Sequential therapy with the selective T-type calcium channel blocker mibefradil and temozolomide in patients with recurrent high-grade gliomas: An Adult Brain Tumor Consortium phase I study (ABTC1101).

Abstract

TPS2105 Background: Despite recent advances in their treatment, high-grade gliomas (HGG) carry a dismal prognosis. Treatment options at recurrence are particularly limited and a re-challenge with temozolomide (TMZ) frequently appears as the most appropriate systemic treatment option in patients whose progression occurred off TMZ. This study investigates the sequential treatment of mibefradil (MIB), a selective Cav3 calcium channel blocker, and standard dose TMZ. Preclinical data showed that Cav3 inhibitors such as MIB can slow tumor growth without significant effect on normal tissues and can induce cell cycle arrest in cancer cells at the G1/S-phase checkpoint. We hypothesize that withdrawal of MIB could synchronize and release cells into S-phase, thereby potentiating the cytotoxic effect of TMZ. Methods: This trial is an open-label, multicenter phase I study, structured into a dose escalation phase to determine the maximum tolerated dose of MIB (MTD; Primary Objective) and an expansion cohort of 10 patients at the MTD level.

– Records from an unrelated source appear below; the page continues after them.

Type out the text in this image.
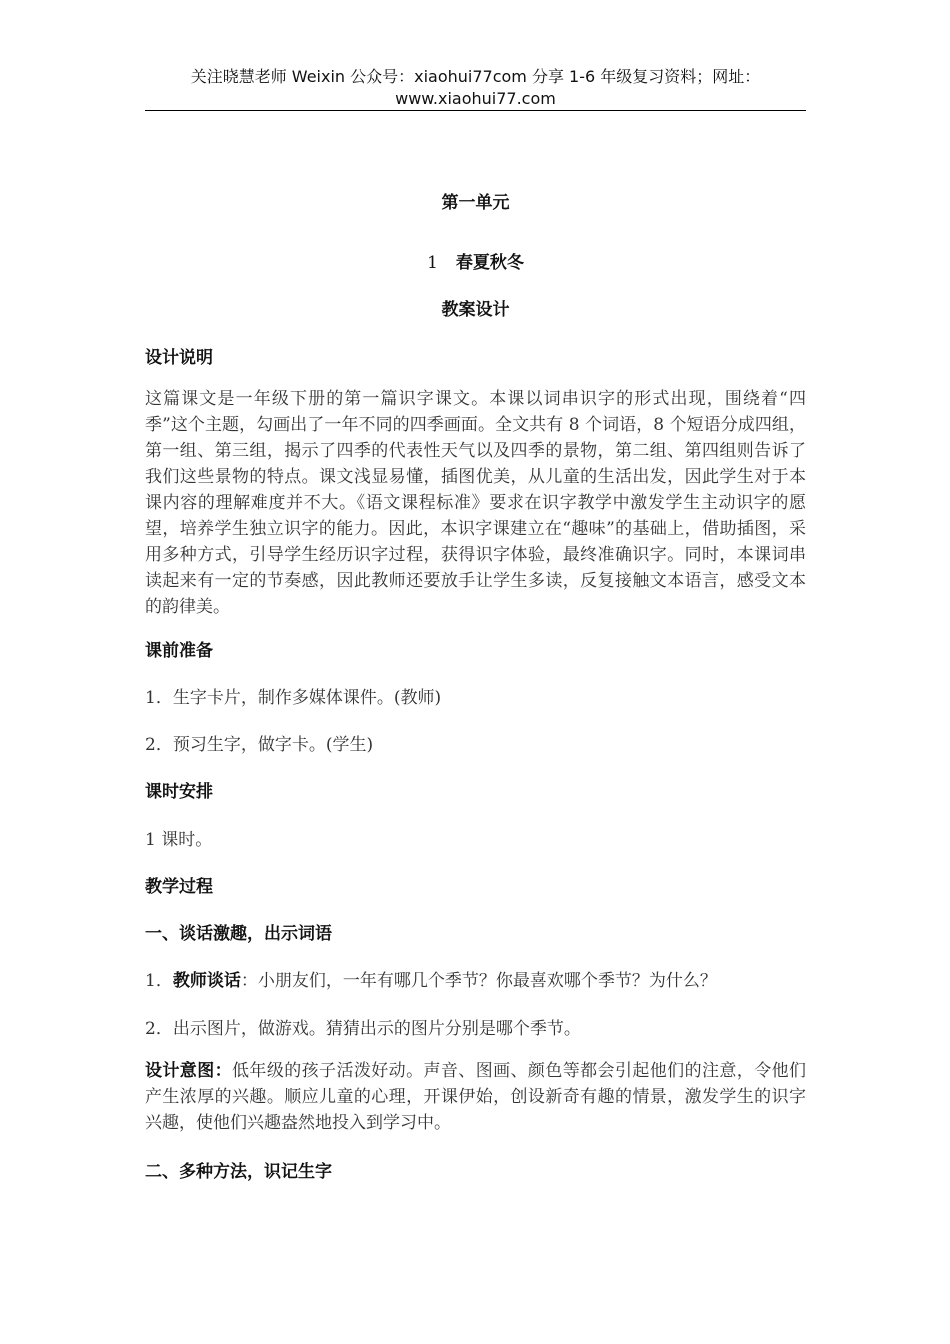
关注晓慧老师 Weixin 公众号：xiaohui77com 分享 1-6 年级复习资料；网址：
www.xiaohui77.com
第一单元
1 春夏秋冬
教案设计
设计说明
这篇课文是一年级下册的第一篇识字课文。本课以词串识字的形式出现，围绕着“四季”这个主题，勾画出了一年不同的四季画面。全文共有 8 个词语，8 个短语分成四组，第一组、第三组，揭示了四季的代表性天气以及四季的景物，第二组、第四组则告诉了我们这些景物的特点。课文浅显易懂，插图优美，从儿童的生活出发，因此学生对于本课内容的理解难度并不大。《语文课程标准》要求在识字教学中激发学生主动识字的愿望，培养学生独立识字的能力。因此，本识字课建立在“趣味”的基础上，借助插图，采用多种方式，引导学生经历识字过程，获得识字体验，最终准确识字。同时，本课词串读起来有一定的节奏感，因此教师还要放手让学生多读，反复接触文本语言，感受文本的韵律美。
课前准备
1．生字卡片，制作多媒体课件。(教师)
2．预习生字，做字卡。(学生)
课时安排
1 课时。
教学过程
一、谈话激趣，出示词语
1．教师谈话：小朋友们，一年有哪几个季节？你最喜欢哪个季节？为什么？
2．出示图片，做游戏。猜猜出示的图片分别是哪个季节。
设计意图：低年级的孩子活泼好动。声音、图画、颜色等都会引起他们的注意，令他们产生浓厚的兴趣。顺应儿童的心理，开课伊始，创设新奇有趣的情景，激发学生的识字兴趣，使他们兴趣盎然地投入到学习中。
二、多种方法，识记生字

Adults with recurrent HGG (WHO grade 3 or 4) who have previously received standard adjuvant therapy with radiation (RT) and TMZ (last dose ≥ 3 months prior to enrollment) and who have not received other cytotoxic therapy (except for carmustine wafers) are eligible. Patients receive oral MIB for 7 days on a 4 x/day (QID) schedule, followed by standard dose TMZ at 150-200 mg/m2 for 5 days each 28-day cycle. Dose finding uses a modified 3+3 design, starting at MIB 25 mg po QID (100 mg/day) with dose increases of 25 mg/dose per dose level. The target dose-limiting toxicity (DLT) rate is ≤ 33%. Secondary Objectives: (1) safety and adverse event analysis (incl. cardiac monitoring during cycle 1), (2) pharmacokinetic profile of MIB, (3) response assessment (RANO criteria), and (4) assessment of the potential effect of MIB on tumor DNA synthesis as determined by fluorothymidine positron emission tomography (FLT PET; extension cohort). Enrollment status as of January 2013: cohort 1 completed without DLT; cohort 2 enrolling at MIB 200 mg/day. Clinical trial information: NCT01480050.